The first signs of mental decline could be recognised by computer to enable people to refer themselves for medical care and support. Currently, only half of people with dementia ever receive a diagnosis so researchers are trying to find new ways to persuade people to seek help. Lancaster University is leading a project to see if computer interaction can offer new opportunities for self-referral.
The £700,000 Software Architecture for Mental Health Self management (SAMS) project will look at the use of data and text-mining techniques, combined with adaptive user interfaces to detect early signs of cognitive decline from the way people use their computers.
Professor Pete Sawyer from the School of Computing and Communications said: “SAMS aims to contribute by exploiting the fact that the elderly increasingly use email and electronic social networks to keep in touch with friends and family.
“These electronic media provide a way for us to develop techniques to identify significant changes in the way people communicate and how they interact with the computer or mobile device. This is a really hard challenge for computer science but there is also the further challenge of how to use the results in a way that increases the rate of self-referral without causing unnecessary distress or alarm.”

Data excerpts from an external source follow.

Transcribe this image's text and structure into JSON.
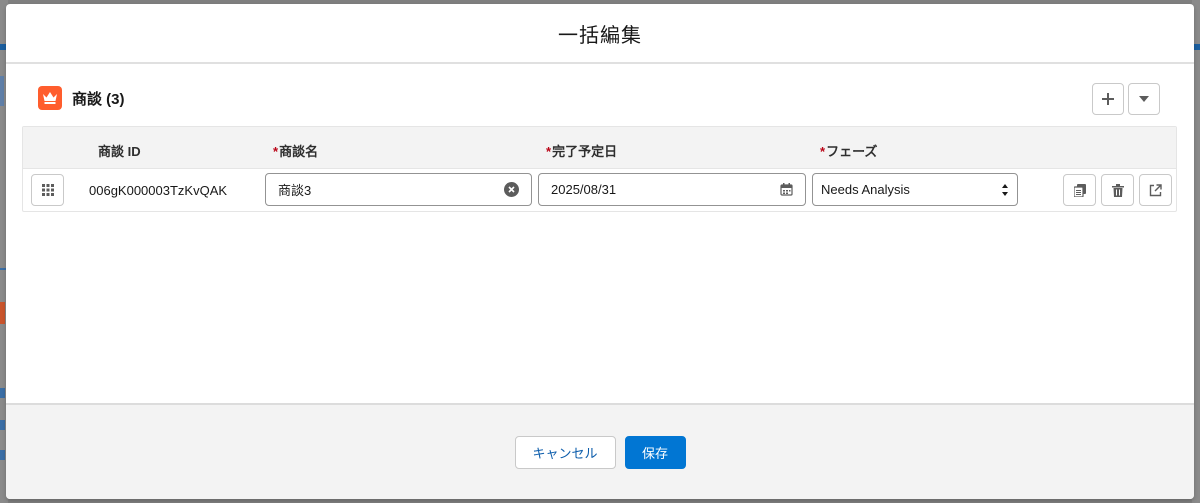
{
  "modal": {
    "title": "一括編集"
  },
  "card": {
    "title": "商談 (3)",
    "icon": "crown-icon",
    "accent": "#ff5d2d"
  },
  "header_buttons": {
    "add_icon": "plus-icon",
    "menu_icon": "caret-down-icon"
  },
  "table": {
    "columns": [
      {
        "label": "商談 ID",
        "required": false
      },
      {
        "label": "商談名",
        "required": true
      },
      {
        "label": "完了予定日",
        "required": true
      },
      {
        "label": "フェーズ",
        "required": true
      }
    ],
    "required_mark": "*",
    "rows": [
      {
        "id": "006gK000003TzKvQAK",
        "name": "商談3",
        "close_date": "2025/08/31",
        "stage": "Needs Analysis"
      }
    ]
  },
  "footer": {
    "cancel_label": "キャンセル",
    "save_label": "保存",
    "brand_color": "#0176d3"
  }
}
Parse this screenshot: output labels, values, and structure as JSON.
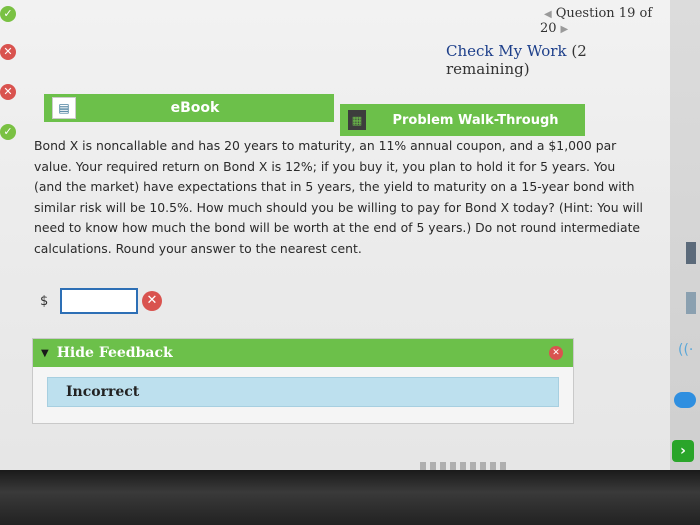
{
  "question_nav": {
    "prev_icon": "triangle-left",
    "label": "Question 19 of 20",
    "next_icon": "triangle-right"
  },
  "check_work": {
    "label": "Check My Work",
    "remaining": "(2 remaining)"
  },
  "tabs": {
    "ebook": {
      "label": "eBook",
      "icon": "book-icon"
    },
    "walkthrough": {
      "label": "Problem Walk-Through",
      "icon": "film-icon"
    }
  },
  "problem": {
    "text": "Bond X is noncallable and has 20 years to maturity, an 11% annual coupon, and a $1,000 par value. Your required return on Bond X is 12%; if you buy it, you plan to hold it for 5 years. You (and the market) have expectations that in 5 years, the yield to maturity on a 15-year bond with similar risk will be 10.5%. How much should you be willing to pay for Bond X today? (Hint: You will need to know how much the bond will be worth at the end of 5 years.) Do not round intermediate calculations. Round your answer to the nearest cent."
  },
  "answer": {
    "currency": "$",
    "value": "",
    "status_icon": "x-icon"
  },
  "feedback": {
    "toggle_label": "Hide Feedback",
    "result": "Incorrect"
  },
  "colors": {
    "green": "#6cc04a",
    "red": "#d9534f",
    "link_blue": "#1d3f8a",
    "feedback_blue": "#bde0ee"
  }
}
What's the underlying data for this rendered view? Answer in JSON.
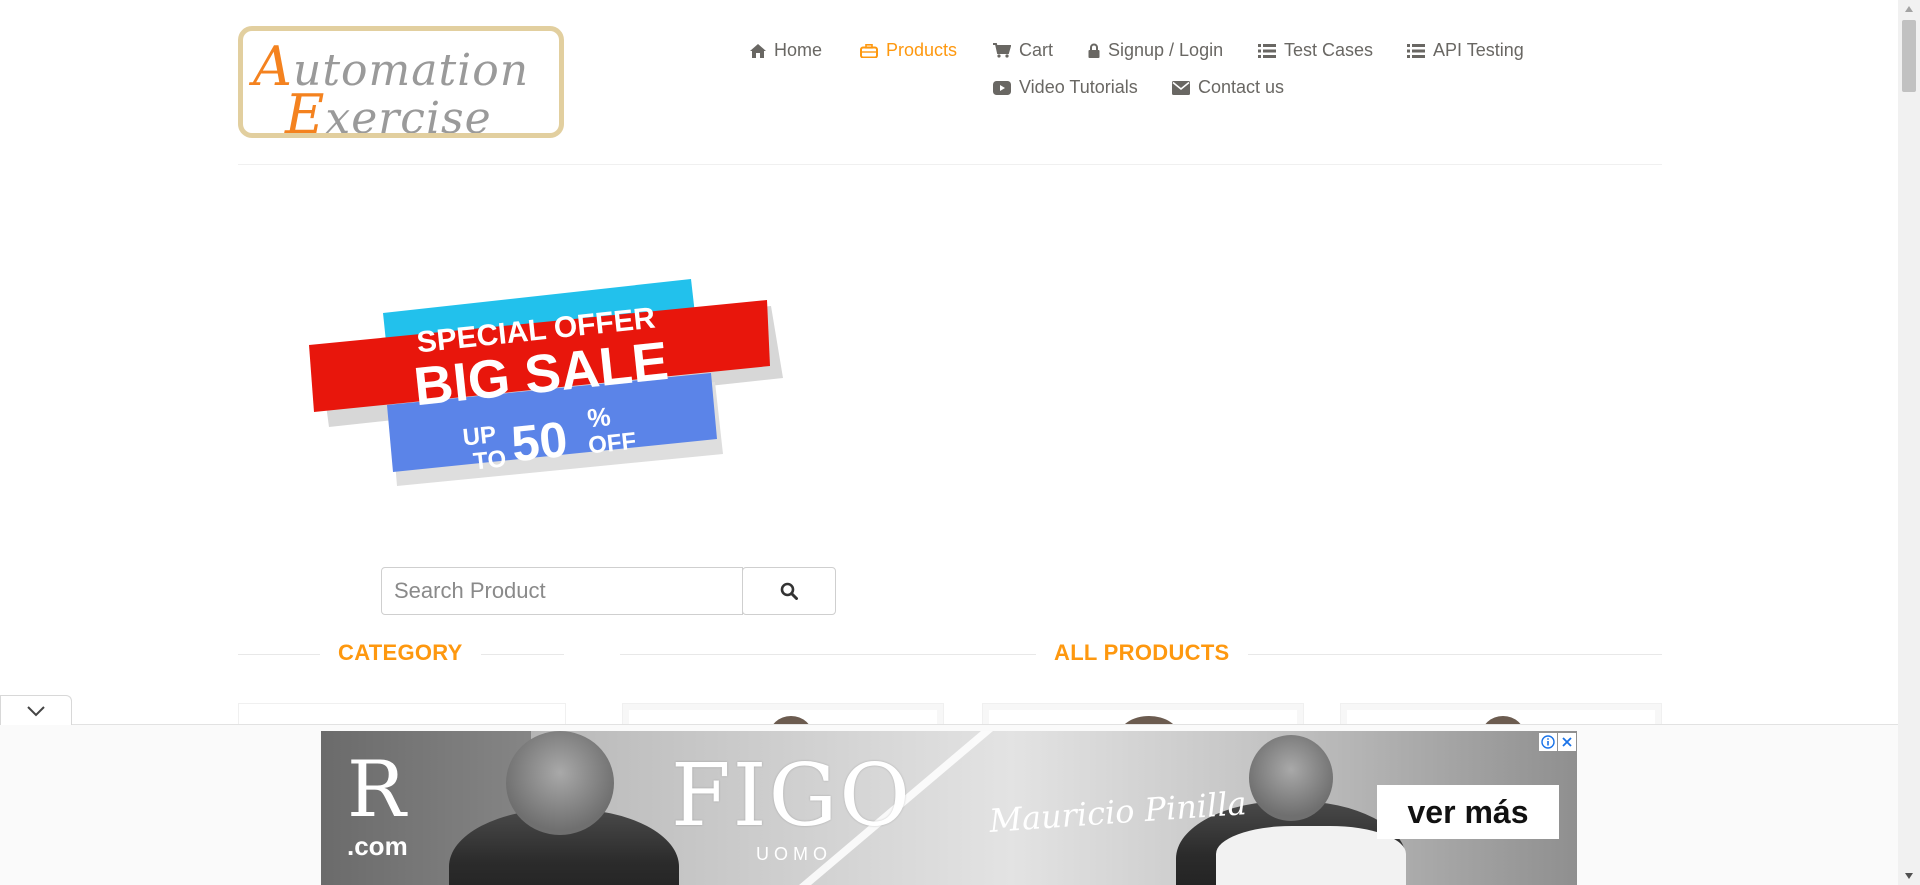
{
  "site": {
    "logo_line1_first": "A",
    "logo_line1_rest": "utomation",
    "logo_line2_first": "E",
    "logo_line2_rest": "xercise"
  },
  "nav": {
    "items": [
      {
        "label": "Home",
        "icon": "home-icon",
        "active": false
      },
      {
        "label": "Products",
        "icon": "briefcase-icon",
        "active": true
      },
      {
        "label": "Cart",
        "icon": "cart-icon",
        "active": false
      },
      {
        "label": "Signup / Login",
        "icon": "lock-icon",
        "active": false
      },
      {
        "label": "Test Cases",
        "icon": "list-icon",
        "active": false
      },
      {
        "label": "API Testing",
        "icon": "list-icon",
        "active": false
      },
      {
        "label": "Video Tutorials",
        "icon": "youtube-play-icon",
        "active": false
      },
      {
        "label": "Contact us",
        "icon": "envelope-icon",
        "active": false
      }
    ]
  },
  "banner": {
    "special_offer": "SPECIAL OFFER",
    "big_sale": "BIG SALE",
    "up": "UP",
    "to": "TO",
    "percent_value": "50",
    "percent_sign": "%",
    "off": "OFF"
  },
  "search": {
    "placeholder": "Search Product",
    "value": ""
  },
  "sections": {
    "category_title": "CATEGORY",
    "products_title": "ALL PRODUCTS"
  },
  "ad": {
    "logo_r": "R",
    "logo_com": ".com",
    "brand": "FIGO",
    "brand_sub": "UOMO",
    "signature": "Mauricio Pinilla",
    "cta": "ver más"
  },
  "colors": {
    "accent": "#FE980F",
    "text": "#696763",
    "logo_orange": "#F4821F",
    "logo_border": "#E2CF9F",
    "banner_cyan": "#22C1EC",
    "banner_red": "#E8160C",
    "banner_blue": "#5B84E8"
  }
}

The SAMS project is funded under the EPSRC Working Together call and is led from the School of Computing and Communications by Professor Pete Sawyer, Dr Paul Rayson and Professor Alistair Sutcliffe, and is joint with Manchester University and Kings College London. The project is supported by the Dementias Neurodegen Network (DeNDRoN), The Alzheimer’s Society, Microsoft Research, the University of British Columbia and Johns Hopkins University School of Medicine.